Le commandant de bord était titulaire d'une licence valide de pilote professionnel (hélicoptère) et était qualifié sur R22 et R44; de plus, il attendait sa qualification sur Bell 206 (BH06). Il totalisait quelque 375 heures de vol, dont environ 270 sur R44, y compris les 56 heures accomplies durant la saison précédente entre avril et septembre 2002. Le 26 avril 2002, il avait subi un contrôle de compétence pilote sur R44. De janvier 2003 à mars 2003, le pilote avait effectué 20 heures de formation en vol sur BH06 dans le but d'obtenir sa qualification de type. Le BH06 est différent du R44, en ce sens qu'il possède un rotor principal à forte inertie, ce qui signifie que le régime rotor ne diminue pas aussi rapidement que ne le fait celui d'un R44 en cas de variations de vitesse ou de puissance. Le pilote devait être prêt à voler à compter du 11 avril 2003, et il n'avait pas été aux commandes d'un R44 depuis qu'il avait quitté l'entreprise à la fin de la saison de vol en septembre 2002.
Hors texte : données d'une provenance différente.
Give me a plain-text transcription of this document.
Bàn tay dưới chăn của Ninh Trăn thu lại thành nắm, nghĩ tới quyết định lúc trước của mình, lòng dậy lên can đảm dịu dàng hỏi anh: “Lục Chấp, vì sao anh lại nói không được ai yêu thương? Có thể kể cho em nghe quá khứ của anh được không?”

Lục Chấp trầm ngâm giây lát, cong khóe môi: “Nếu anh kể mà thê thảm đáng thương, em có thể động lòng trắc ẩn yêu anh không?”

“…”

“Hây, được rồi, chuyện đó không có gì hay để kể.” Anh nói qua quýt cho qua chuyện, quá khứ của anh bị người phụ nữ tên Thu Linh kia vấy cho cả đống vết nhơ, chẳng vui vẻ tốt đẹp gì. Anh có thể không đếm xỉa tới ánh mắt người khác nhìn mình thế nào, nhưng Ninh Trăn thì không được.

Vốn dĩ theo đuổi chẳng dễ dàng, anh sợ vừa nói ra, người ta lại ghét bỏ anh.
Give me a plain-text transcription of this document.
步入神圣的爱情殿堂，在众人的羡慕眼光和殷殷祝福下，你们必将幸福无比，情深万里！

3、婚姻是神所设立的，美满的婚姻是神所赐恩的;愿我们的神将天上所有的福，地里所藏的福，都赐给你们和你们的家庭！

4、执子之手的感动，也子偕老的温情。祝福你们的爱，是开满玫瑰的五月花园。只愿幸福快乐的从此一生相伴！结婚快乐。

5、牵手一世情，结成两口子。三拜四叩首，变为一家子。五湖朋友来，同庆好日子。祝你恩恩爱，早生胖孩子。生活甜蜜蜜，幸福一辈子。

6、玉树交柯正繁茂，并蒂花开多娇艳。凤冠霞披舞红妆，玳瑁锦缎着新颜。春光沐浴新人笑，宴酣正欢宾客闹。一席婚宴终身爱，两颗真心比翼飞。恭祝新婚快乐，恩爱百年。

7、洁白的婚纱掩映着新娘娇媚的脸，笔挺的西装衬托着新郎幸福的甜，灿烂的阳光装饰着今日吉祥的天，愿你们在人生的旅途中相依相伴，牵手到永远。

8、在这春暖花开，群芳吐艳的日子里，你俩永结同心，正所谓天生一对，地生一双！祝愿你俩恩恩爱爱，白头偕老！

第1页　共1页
En vertu de la réglementation actuelle, le commandant de bord respectait les exigences de l'article 401.05 du Règlement de l'aviation canadien (RAC) traitant de la mise à jour des connaissances et du maintien des compétences des pilotes. Les exigences en matière de qualification des membres d'équipage se trouvant à l'article 703.88 du RAC et à l'article 2.15 du manuel d'exploitation de la compagnie étaient également respectées, puisque les trois décollages et atterrissages avaient été effectués pendant la formation sur BH06. Un nombre suffisant d'atterrissages et de décollages à bord du R44 avait été accompli au cours du vol précédent en compagnie du gestionnaire des opérations et, au cours du vol subséquent, avant les exercices d'autorotation. Ni le RAC ni le manuel d'exploitation de la compagnie n'exige de passer en revue les procédures d'urgence afin de répondre à la qualification de membre d'équipage au-delà de l'exigence de compétence pilote annuelle. La formation périodique annuelle de l'entreprise (article 5.6.8 du manuel d'exploitation de la compagnie) renvoie au programme résumé dans le programme de formation initiale des pilotes. Aucune mention n'est faite du caractère saisonnier du travail et de la longue période de temps que les pilotes passent sans voler.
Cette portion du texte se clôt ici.